PE> FM> Analysis:
PE> FM> Well! Just drop all your preconceived ideas! For example, Test 6 being
PE> FM> faster than Test 5 is amazing. And therefore I should have run Test 7
PE> FM> again with the $0a in memory.
PE> That isn't a memory operand, that is an immediate operand, ie the
PE> number is part of the instruction, ie the data is already available,
PE> as opposed to having to fetch it out of a register.
FM> I meant an immediate operand. But it's still in memory rather than being
FM> in a register - that byte has to be fetched as part of the instruction
The byte would have already been fetched, as part of the instruction,
is what you should be saying. The slowdown comes when the instruction
wants to access memory, and has to go back to memory to get the data.
In this case, it doesn't need to.
FM> and therefore I expected it to be slower than getting it from a
FM> register. I guess with the cache it doesn't matter, it's not accessing
FM> physical RAM.
And even without a cache, it would be accessing the instructions
32-bits at a time anyway, on a 386DX. ie just the one memory
fetch for the instruction, and you've got a complete instruction.
PE> FM> In your application I should think that's perfectly OK.
PE> Actually, it's perfectly unOK. You see, I can protect against
PE> reading too far by using a sentinel, and I can even protect against
PE> the double-word read, by making sure the INPUT buffer is always 3,
PE> 4, 5, 7, whatever bytes extra in length. But what I have no control
PE> over is the size of the OUTPUT buffer. I cannot write more bytes
PE> than the user has given me permission to do. Failure to observe
PE> this will cause either a trap, or more likely, the first (up to)
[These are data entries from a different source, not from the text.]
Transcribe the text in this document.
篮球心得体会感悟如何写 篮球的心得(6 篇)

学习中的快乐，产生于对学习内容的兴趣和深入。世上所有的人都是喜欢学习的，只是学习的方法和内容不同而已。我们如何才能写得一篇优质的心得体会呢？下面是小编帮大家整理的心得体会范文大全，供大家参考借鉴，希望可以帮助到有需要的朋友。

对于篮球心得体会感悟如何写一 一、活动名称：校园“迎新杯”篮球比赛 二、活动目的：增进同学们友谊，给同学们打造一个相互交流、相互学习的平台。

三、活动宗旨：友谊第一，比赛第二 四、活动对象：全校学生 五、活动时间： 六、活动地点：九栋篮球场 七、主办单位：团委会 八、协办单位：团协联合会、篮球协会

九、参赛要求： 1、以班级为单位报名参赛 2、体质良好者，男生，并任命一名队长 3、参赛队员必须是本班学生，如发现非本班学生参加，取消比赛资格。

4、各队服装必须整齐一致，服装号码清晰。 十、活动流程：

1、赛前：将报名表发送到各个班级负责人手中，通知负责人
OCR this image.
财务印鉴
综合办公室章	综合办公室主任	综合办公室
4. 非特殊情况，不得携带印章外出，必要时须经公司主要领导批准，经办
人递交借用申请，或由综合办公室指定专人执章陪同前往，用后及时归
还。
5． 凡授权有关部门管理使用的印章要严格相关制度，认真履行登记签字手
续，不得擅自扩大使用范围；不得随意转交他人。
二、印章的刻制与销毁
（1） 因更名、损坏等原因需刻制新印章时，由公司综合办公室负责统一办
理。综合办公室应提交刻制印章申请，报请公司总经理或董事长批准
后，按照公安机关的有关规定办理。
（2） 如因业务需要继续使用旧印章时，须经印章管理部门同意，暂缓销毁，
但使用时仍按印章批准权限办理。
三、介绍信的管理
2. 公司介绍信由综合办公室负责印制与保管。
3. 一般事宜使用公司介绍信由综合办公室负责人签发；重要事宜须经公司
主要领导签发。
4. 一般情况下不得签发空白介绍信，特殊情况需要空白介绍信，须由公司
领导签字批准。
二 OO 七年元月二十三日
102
PE> 3 bytes of the next variable to be clobbered.
FM> OK, if that's the circumstance. But tell me a couple of things. How are
FM> you putting your \n sentinel into the input buffer? Isn't *that* going
FM> to clobber stuff? I'm assuming that you're processing a text file, with
FM> lines terminated by \n. If you've got an input buffer with some of these
FM> lines in, where are you putting the sentinel without clobbering a char
FM> in the next line? Maybe my assumption's wrong.
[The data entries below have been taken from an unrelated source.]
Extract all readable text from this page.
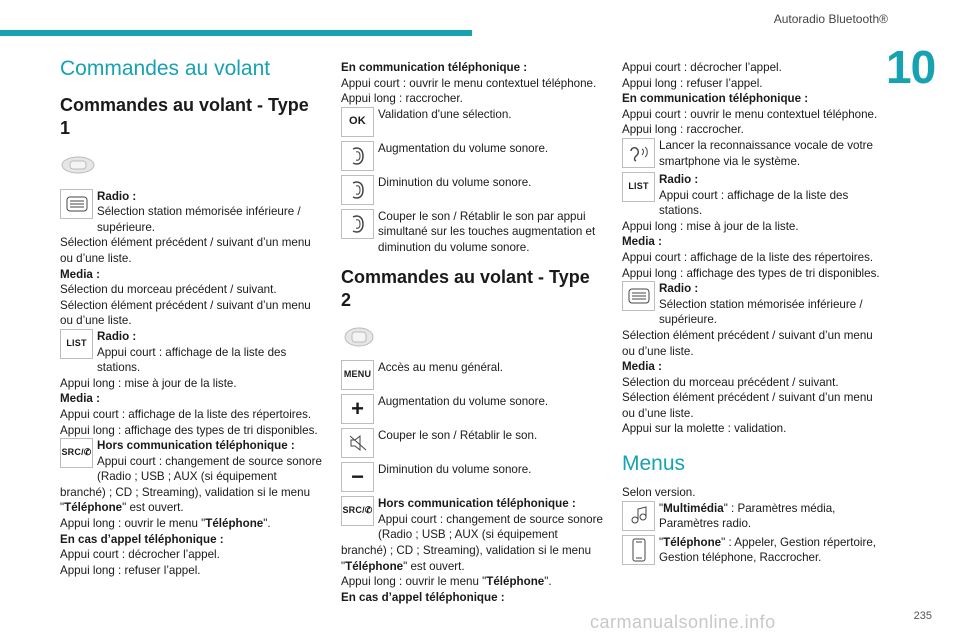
Autoradio Bluetooth®
10
Commandes au volant
Commandes au volant - Type 1

Radio :

Sélection station mémorisée inférieure / supérieure.

Sélection élément précédent / suivant d’un menu ou d’une liste.

Media :

Sélection du morceau précédent / suivant.

Sélection élément précédent / suivant d’un menu ou d’une liste.

LIST

Radio :

Appui court : affichage de la liste des stations.

Appui long : mise à jour de la liste.

Media :

Appui court : affichage de la liste des répertoires.

Appui long : affichage des types de tri disponibles.

SRC /✆

Hors communication téléphonique :

Appui court : changement de source sonore (Radio ; USB ; AUX (si équipement branché) ; CD ; Streaming), validation si le menu "Téléphone" est ouvert.

Appui long : ouvrir le menu "Téléphone".

En cas d’appel téléphonique :

Appui court : décrocher l’appel.

Appui long : refuser l’appel.

En communication téléphonique :

Appui court : ouvrir le menu contextuel téléphone.

Appui long : raccrocher.

OK

Validation d'une sélection.

Augmentation du volume sonore.

Diminution du volume sonore.

Couper le son / Rétablir le son par appui simultané sur les touches augmentation et diminution du volume sonore.

Commandes au volant - Type 2
MENU

Accès au menu général.

+	Augmentation du volume sonore.

Couper le son / Rétablir le son.

−	Diminution du volume sonore.

SRC /✆

Hors communication téléphonique :

Appui court : changement de source sonore (Radio ; USB ; AUX (si équipement branché) ; CD ; Streaming), validation si le menu "Téléphone" est ouvert.

Appui long : ouvrir le menu "Téléphone".

En cas d’appel téléphonique :

Appui court : décrocher l’appel.

Appui long : refuser l’appel.

En communication téléphonique :

Appui court : ouvrir le menu contextuel téléphone.

Appui long : raccrocher.

Lancer la reconnaissance vocale de votre smartphone via le système.

LIST

Radio :

Appui court : affichage de la liste des stations.

Appui long : mise à jour de la liste.

Media :

Appui court : affichage de la liste des répertoires.

Appui long : affichage des types de tri disponibles.

Radio :

Sélection station mémorisée inférieure / supérieure.

Sélection élément précédent / suivant d’un menu ou d’une liste.

Media :

Sélection du morceau précédent / suivant.

Sélection élément précédent / suivant d’un menu ou d’une liste.

Appui sur la molette : validation.

Menus

Selon version.

"Multimédia" : Paramètres média, Paramètres radio.

"Téléphone" : Appeler, Gestion répertoire, Gestion téléphone, Raccrocher.

carmanualsonline.info	235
I save the value in the input buffer, then clobber it, then do my
search, and then unclobber it. I wrote THAT code right from the
start, and then made the rest of the code have to work it's way
around this bit of code!
FM> Secondly, it sounds like you're saying that the user of your function
FM> will know exactly how long the input is, and potentially allocate a
FM> buffer of just the right size. But you don't know, otherwise you
He has defined a variable, such as char buf[100], which is the
maximum length of a line he can handle. He expects to only read
up to the first '\n' though, but if for some reason he doesn't
get a '\n', he doesn't want a data overrun.
FM> wouldn't have to scan for \n. If he knows, why doesn't he just move that
FM> many bytes rather than doing any scan? Where am I missing the point
FM> here?
That is the maximum, not the amount to read.
PE> First of all, I couldn't get any of my C compilers to generate
PE> exactly what you had written, but GCC came closest...
PE> 001f 80 fa 0a cmp dl,0aH
PE> 0029 80 fa 0a cmp dl,0aH
FM> And there are a couple of unnecessary SHRs in there too, as it hasn't
FM> worked out that it can look at the byte registers to get that char from
FM> the dword.
It did in one of the cases.
PE> It was interesting to see some of the C compilers rearranging the
PE> code order, presumably to give the 80386 et al more chance of
PE> processing the instructions in advance. It threw me, actually!
PE> z = *x++ = *y++;
PE> if ((z & 0xffU) == 0x0aU) break;
PE> 0004 bf ff 00 00 00 mov edi,000000ffH
PE> 0009 8b 03 L1 mov eax,[ebx]
PE> 000b 83 c2 04 add edx,00000004H
PE> 000e 89 c1 mov ecx,eax
PE> 0010 83 c3 04 add ebx,00000004H
PE> 0013 21 f9 and ecx,edi
PE> 0015 89 42 fc mov -4H[edx],eax
PE> 0018 83 f9 0a cmp ecx,0000000aH
FM> Er, what rearrangement of code order? That looks like a pretty
FM> straightforward implementation of your code to me.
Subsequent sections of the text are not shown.